WASHINGTON (Reuters) - The Federal Reserve plans to provide guidance to banks soon on how to handle the potentially turbulent financial waters if the United States exhausts its borrowing authority.
“We have been engaged in operational planning with the Treasury,” Fed spokeswoman Barbara Hagenbaugh said on Thursday. “We expect to be able to give additional guidance to financial institutions when there is greater clarity from the Congress and when Treasury outlines its specific operational plans.”
The Treasury has said it will not be able to borrow more funds after Tuesday if Congress does not raise the nation’s $14.3 trillion debt ceiling by then, raising the prospect of a government default. Lawmakers on Thursday were still deadlocked over how to move forward.
Officials say a debt default would damage both the U.S. and global economy for years to come and would likely provoke a severe financial crisis, but they have been hesitant to discuss contingency planning.
“No one in Washington wants to do anything to relieve the pressure on lawmakers to get this done by the deadline,” said Chris Low, chief economist for FTN Financial in New York “If the Fed starts to say we’re going to do things to mitigate the financial repercussions, you’re giving them some leeway you don’t want to give.”
Low said a Fed contact had been unable to provide details about what the central bank’s plans are.
U.S. officials said on Wednesday that the Treasury would lay out a plan in the next few days about how the government will operate if it appears Congress may miss the August 2 deadline.
This would pave the way for the Fed, which acts as the government’s bank, to make its plans clear.
“We haven’t heard much from the Fed,” said Ray Stone, an economist at Stone & McCarthy in Princeton, New Jersey. “A default has such severe consequences for the financial markets and the real economy that they have to do something.”
Fed officials have acknowledged preparations have been taking place behind the scenes on operational issues to be ready for any financial breakdown.

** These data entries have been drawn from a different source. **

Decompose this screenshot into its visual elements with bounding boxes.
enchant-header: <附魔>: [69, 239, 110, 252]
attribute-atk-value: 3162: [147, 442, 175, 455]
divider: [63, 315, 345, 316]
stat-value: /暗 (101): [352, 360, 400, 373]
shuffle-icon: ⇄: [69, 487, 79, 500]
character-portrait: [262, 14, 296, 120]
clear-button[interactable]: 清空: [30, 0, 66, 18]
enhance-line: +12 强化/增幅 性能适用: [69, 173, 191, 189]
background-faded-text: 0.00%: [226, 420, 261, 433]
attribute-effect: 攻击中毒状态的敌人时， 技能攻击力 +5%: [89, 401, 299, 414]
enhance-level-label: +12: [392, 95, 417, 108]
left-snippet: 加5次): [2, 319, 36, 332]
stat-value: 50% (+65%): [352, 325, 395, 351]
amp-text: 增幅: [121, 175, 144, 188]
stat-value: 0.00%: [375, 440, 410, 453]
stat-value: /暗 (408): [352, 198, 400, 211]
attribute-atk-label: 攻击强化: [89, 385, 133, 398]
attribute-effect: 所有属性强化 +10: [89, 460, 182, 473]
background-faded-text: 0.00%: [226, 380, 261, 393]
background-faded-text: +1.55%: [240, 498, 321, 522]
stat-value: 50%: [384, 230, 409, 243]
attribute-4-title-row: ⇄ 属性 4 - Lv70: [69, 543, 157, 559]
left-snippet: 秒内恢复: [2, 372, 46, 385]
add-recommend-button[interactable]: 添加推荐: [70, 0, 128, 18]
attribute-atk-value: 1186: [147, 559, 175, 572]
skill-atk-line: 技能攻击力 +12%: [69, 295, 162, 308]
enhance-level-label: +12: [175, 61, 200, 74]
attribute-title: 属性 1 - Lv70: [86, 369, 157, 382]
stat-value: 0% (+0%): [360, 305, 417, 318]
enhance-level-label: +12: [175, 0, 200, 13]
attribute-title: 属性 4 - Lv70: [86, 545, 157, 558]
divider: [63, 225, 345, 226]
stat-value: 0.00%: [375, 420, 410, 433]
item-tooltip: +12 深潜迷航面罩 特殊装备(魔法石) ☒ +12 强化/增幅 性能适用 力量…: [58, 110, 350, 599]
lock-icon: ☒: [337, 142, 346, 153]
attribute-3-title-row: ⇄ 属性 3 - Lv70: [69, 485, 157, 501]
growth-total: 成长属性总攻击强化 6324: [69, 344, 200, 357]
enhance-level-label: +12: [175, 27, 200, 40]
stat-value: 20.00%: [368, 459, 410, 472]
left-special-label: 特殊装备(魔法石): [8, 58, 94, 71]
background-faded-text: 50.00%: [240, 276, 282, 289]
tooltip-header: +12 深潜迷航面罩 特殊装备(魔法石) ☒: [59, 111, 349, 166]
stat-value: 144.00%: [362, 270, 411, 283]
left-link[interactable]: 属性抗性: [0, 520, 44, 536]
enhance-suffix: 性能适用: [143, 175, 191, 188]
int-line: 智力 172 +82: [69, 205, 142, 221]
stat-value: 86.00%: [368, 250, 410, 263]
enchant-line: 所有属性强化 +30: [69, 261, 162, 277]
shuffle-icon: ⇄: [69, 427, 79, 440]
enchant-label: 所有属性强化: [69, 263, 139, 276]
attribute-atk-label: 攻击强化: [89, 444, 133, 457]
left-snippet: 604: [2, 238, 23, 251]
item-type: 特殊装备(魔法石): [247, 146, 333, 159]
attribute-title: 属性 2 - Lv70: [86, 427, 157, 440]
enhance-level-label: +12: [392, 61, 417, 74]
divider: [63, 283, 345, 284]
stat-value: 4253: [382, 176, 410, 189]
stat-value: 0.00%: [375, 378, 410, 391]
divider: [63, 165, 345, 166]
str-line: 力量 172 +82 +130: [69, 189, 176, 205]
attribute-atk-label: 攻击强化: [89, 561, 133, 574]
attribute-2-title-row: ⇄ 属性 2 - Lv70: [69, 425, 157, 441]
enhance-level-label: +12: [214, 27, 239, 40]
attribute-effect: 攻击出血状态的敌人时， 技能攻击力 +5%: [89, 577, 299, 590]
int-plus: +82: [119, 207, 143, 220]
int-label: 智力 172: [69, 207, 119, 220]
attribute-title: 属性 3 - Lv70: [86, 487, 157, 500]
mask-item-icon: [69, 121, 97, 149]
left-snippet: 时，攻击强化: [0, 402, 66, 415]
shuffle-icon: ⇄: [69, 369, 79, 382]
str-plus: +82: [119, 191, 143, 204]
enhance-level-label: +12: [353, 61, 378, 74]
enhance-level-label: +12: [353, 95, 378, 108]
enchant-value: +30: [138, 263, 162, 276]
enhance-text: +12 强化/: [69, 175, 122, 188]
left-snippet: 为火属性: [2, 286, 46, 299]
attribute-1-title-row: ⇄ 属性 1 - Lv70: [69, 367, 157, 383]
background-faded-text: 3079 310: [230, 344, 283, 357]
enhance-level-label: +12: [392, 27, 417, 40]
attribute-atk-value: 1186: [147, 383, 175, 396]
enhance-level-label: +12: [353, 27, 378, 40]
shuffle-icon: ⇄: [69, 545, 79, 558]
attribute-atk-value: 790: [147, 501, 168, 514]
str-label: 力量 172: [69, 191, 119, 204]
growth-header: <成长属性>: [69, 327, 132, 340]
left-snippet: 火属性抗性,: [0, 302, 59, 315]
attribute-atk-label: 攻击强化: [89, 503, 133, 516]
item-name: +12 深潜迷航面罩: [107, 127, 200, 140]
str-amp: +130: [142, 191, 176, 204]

Philadelphia Federal Reserve Bank President Charles Plosser told Reuters last week the Fed has been locked in discussions with Treasury about cash management and other technical issues that would arise in the event of a default.
The Treasury needs to decide who would get paid if the government runs out of enough cash to meet all its obligations, and analysts expect it would seek to ensure holders of U.S. government debt are first in line.

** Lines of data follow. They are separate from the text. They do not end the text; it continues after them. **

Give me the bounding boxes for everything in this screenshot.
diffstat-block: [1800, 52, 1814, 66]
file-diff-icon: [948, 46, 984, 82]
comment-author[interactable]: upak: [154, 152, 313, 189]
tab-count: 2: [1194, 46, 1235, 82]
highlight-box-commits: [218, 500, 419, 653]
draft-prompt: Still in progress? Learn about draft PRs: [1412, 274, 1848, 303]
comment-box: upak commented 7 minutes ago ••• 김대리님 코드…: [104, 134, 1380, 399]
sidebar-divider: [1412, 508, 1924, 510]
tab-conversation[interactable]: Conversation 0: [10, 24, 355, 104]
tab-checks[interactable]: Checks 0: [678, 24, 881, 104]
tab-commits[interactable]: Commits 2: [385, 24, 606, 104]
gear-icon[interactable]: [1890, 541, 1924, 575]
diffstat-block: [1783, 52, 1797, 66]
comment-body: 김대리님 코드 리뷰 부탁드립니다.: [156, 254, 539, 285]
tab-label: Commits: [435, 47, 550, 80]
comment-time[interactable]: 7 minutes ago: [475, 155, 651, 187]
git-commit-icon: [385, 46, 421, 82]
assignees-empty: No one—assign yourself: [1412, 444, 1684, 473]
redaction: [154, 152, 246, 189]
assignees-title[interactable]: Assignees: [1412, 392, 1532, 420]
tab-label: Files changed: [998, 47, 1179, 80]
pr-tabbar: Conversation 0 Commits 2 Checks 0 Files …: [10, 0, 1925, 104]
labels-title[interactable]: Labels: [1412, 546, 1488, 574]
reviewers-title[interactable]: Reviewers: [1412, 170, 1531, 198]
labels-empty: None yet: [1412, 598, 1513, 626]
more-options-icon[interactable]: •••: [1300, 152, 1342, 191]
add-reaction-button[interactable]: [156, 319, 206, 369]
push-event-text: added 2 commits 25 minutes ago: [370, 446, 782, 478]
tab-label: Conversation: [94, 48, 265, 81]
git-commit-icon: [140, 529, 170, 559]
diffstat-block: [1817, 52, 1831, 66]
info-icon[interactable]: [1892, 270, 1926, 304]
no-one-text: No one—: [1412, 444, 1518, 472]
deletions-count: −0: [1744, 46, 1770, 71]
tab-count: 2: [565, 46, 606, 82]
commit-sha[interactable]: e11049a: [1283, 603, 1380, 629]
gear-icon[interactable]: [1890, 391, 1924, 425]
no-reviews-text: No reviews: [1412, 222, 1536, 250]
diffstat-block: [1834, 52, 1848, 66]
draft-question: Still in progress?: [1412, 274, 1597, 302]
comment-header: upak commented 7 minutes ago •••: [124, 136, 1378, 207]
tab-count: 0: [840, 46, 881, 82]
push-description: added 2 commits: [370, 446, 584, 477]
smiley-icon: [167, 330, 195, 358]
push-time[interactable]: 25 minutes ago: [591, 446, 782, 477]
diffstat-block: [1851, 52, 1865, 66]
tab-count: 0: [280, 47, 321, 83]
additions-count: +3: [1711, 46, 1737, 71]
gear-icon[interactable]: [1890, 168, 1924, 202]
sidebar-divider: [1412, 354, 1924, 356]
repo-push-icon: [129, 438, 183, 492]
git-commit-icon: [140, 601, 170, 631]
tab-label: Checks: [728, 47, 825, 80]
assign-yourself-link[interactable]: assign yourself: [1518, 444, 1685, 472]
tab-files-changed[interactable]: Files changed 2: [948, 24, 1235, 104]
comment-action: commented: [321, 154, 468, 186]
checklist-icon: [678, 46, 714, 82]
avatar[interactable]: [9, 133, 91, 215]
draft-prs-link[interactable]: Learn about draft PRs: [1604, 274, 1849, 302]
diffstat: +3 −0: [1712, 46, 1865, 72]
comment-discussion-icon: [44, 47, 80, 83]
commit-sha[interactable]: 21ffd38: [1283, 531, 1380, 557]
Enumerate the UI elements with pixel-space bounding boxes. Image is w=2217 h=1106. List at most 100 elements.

While the Fed would likely step in to provide liquidity if financial markets appeared at risk of seizing up, the guidance for banks is likely to be more mundane.
The Office of the Comptroller of the Currency said it plans to advise the national banks it regulates that when assessing customer overdrafts, they should consider whether a customer failed to receive a government check due to the debt ceiling impasse. The Fed could be expected to follow suit.
However, the central bank would likely face some momentous decisions if a default sparks a crisis. For one, they may need to decide whether to continue to accept Treasury debt as collateral for emergency bank loans if the United States loses its vaunted AAA credit rating.
Richmond Fed President Jeffrey Lacker said on Thursday the Fed may need to reevaluate how it values government debt it accepts as collateral, possibly making banks take steeper “haircuts” on the debt.
Some analysts have speculated the Fed could step in to keep government checks flowing in the event the Treasury runs out of cash. However, Fed officials have sought to quash that notion.
The Fed is the fiscal agent and the depository for the Treasury. It receives bids for Treasury securities sold at auctions, issues the securities and clears government checks.
Fed Chairman Ben Bernanke told a hearing on July 13 the Fed would do what it could to keep the financial system functioning. However, he said it would not be a financial backstop to help the government pay bills if it cannot borrow.
“We would do what we could to preserve the operationality of the system,” Bernanke said. “But I want to eliminate any expectation that the Fed through any mechanism could offset the impact of a default on the government debt.”